山洞比沈墨染预想的深得多。
从洞口往里走,最初十几丈窄得只能弯腰爬行,膝头和手肘在粗糙的石灰岩上磨得生疼,头顶的钟乳石垂下来,稍不留神就撞一脑袋。冰晶玄狐在前头带路,白毛在黑暗里也发着微光,像一盏移动的小灯笼。越往里走,洞道反而越宽,从弯腰爬变成侧身走,从侧身走变成直立行走,最后豁然开朗——一个天然洞窟出现在眼前。
洞窟不大,也就三丈见方,但高得离谱,洞顶隐没在黑暗里看不到尽头,只有几缕不知从哪透下来的微光在钟乳石之间折射成一片淡蓝色的光雾。洞窟正中央悬浮着一块水晶,拳头大小,棱角分明,表面没有一丝杂质,水晶内部封着一缕白色的虚影——人形,轮廓纤细,长发披散,安静地蜷缩在里面,像被封在琥珀里的蝴蝶。
沈墨染走近了那块水晶,心跳忽然漏了一拍。
那虚影的轮廓太熟了。不是这辈子照镜子见过的那种熟,是刻在骨头里的熟——那是她穿越前的脸。宋清歌的脸。
她伸出手,指尖还没碰到水晶表面,虚影就在水晶内部睁开了眼。没有瞳孔,整双眼睛都是柔和的白色光晕,但那道光看到沈墨染的瞬间,虚影的嘴唇动了。
“你终于来了。”声音不是从空气里传过来的,是直接响在沈墨染的意识深处,像一根弦被拨动了,“这是我临死前用最后一丝灵识留下的印记。专等你。”
沈墨染的指尖悬在水晶表面半寸的位置,没按下去。她前世临死前——那是穿越之前的事。宋清歌在死之前来过这里?不对,这里是她穿越之后的世界。前世的灵识怎么会出现在这本书里?
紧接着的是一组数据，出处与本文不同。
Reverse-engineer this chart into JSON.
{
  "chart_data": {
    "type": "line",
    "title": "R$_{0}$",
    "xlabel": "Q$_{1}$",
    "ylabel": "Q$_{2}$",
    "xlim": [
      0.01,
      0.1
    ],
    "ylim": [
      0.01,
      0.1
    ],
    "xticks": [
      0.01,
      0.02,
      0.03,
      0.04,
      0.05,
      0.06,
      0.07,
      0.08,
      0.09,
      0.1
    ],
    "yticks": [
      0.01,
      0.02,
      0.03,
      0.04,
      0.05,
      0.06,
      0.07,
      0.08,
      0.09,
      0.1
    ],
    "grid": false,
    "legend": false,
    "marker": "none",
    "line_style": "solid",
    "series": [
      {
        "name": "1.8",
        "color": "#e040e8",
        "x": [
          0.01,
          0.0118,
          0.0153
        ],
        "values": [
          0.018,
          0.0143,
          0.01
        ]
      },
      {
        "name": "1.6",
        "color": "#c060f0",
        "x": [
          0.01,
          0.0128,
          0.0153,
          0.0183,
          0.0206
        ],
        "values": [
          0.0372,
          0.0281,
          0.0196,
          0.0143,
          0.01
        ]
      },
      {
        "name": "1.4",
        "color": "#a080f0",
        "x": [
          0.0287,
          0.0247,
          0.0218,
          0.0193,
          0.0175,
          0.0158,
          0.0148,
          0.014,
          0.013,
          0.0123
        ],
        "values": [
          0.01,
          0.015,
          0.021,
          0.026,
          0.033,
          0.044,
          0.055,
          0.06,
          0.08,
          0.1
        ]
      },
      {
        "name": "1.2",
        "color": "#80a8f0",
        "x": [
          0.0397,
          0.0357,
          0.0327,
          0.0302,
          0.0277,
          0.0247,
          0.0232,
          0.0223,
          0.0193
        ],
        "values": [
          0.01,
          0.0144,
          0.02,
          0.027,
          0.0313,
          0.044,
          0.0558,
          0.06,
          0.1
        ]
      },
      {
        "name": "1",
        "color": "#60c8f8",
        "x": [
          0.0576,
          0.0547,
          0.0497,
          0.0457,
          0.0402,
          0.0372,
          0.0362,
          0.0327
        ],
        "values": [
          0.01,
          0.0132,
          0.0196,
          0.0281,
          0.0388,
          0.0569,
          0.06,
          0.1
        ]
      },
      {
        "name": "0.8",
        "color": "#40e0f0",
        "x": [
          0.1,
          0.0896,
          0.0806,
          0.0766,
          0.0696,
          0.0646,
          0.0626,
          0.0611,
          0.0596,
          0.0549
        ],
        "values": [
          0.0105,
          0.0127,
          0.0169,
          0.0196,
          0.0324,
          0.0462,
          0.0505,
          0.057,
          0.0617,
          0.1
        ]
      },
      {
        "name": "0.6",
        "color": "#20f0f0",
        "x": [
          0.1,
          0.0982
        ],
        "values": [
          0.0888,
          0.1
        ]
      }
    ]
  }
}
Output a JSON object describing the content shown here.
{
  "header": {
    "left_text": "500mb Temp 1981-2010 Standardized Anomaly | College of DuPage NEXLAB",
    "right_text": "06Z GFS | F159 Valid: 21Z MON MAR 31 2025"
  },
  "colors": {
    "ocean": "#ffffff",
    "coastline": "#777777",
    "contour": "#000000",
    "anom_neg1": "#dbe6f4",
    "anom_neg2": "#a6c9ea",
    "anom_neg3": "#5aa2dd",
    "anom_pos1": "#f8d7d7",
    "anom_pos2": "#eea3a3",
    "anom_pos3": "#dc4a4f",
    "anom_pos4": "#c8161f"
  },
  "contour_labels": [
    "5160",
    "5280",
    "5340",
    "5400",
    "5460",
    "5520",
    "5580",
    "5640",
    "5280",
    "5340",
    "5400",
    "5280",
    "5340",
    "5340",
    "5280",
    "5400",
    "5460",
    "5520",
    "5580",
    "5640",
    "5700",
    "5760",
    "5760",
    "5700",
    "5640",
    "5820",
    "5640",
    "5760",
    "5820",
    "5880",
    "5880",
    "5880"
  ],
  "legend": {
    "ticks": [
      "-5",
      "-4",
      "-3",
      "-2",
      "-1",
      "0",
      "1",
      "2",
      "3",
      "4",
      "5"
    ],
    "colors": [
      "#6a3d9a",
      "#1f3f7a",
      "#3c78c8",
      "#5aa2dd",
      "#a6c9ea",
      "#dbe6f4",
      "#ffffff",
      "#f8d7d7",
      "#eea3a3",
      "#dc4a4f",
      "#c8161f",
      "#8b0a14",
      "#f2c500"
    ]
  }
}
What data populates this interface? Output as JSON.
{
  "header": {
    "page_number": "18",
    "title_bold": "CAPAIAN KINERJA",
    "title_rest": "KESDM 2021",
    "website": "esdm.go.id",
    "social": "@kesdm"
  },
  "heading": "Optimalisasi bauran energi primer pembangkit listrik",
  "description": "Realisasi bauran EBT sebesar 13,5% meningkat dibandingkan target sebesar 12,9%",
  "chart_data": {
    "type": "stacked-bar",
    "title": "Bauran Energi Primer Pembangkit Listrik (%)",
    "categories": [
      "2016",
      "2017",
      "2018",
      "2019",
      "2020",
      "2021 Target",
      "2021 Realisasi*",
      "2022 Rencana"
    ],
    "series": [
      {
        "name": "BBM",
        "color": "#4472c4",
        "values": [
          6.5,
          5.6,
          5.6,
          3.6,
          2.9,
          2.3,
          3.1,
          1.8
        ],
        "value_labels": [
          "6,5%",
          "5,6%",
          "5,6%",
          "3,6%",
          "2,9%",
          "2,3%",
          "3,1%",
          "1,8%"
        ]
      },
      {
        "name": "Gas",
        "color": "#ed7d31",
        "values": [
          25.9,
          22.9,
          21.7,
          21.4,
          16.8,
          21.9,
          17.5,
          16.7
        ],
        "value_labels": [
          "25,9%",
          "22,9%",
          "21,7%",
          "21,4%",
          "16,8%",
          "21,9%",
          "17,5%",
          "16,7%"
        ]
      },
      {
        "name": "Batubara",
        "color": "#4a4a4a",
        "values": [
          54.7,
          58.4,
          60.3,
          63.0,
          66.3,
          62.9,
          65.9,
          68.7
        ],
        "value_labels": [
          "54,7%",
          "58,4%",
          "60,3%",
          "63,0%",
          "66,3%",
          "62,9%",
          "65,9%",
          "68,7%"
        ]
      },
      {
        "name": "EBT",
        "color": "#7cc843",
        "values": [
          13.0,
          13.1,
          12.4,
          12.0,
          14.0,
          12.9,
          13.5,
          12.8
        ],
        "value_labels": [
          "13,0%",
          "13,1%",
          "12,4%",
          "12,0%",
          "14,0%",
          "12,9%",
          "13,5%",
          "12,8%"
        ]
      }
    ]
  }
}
“你死前。”她说,发现自己声音有点干,“怎么留下的这个?”
虚影轻轻晃了一下,像水中的倒影被风吹皱。“前世我死后,灵魂没有消散。系统在我意识消散之前把我的灵魂绑定到了这本书的反派女配身上——也就是你现在用的这具身体。但系统不知道的是,我在绑定完成的瞬间短暂地恢复了前世的全部记忆。我拒绝执行系统下达的第一条指令,系统随即强行抹去了我的全部记忆,把我变成了一个‘空白灵魂’塞进这具身体。但我提前把最后一丝灵识抽了出来,藏在这个禁地里。这个禁地是书中世界和系统空间的交界处,系统的扫描扫不到这里。”
沈墨染把手收回来,慢慢握成了拳。
她穿越之后一直在想一个问题:她为什么能恢复前世的记忆?系统给她发布造反任务的时候她以为这是个外挂,后来发现系统本身也在被人操控,现在终于有了答案的一角——不是她特别,是她的前世在死之前留了一手。
虚影继续说,语气比刚才急促了一点,光晕边缘已经开始出现细小的裂纹。“你重生之后恢复了前世的全部记忆,说明系统的记忆抹除不是永久性的。一旦宿主意志足够强,或者系统自身出问题,抹除就会失效。你恢复记忆这件事本身就是一个信号——系统的控制正在出现裂缝。但你要快,因为这裂缝能开就能合。系统一旦检测到你的记忆恢复完整,会立刻升级应对措施,包括但不限于增派修正者、切换剧情线、甚至强行回收你的玩家权限。”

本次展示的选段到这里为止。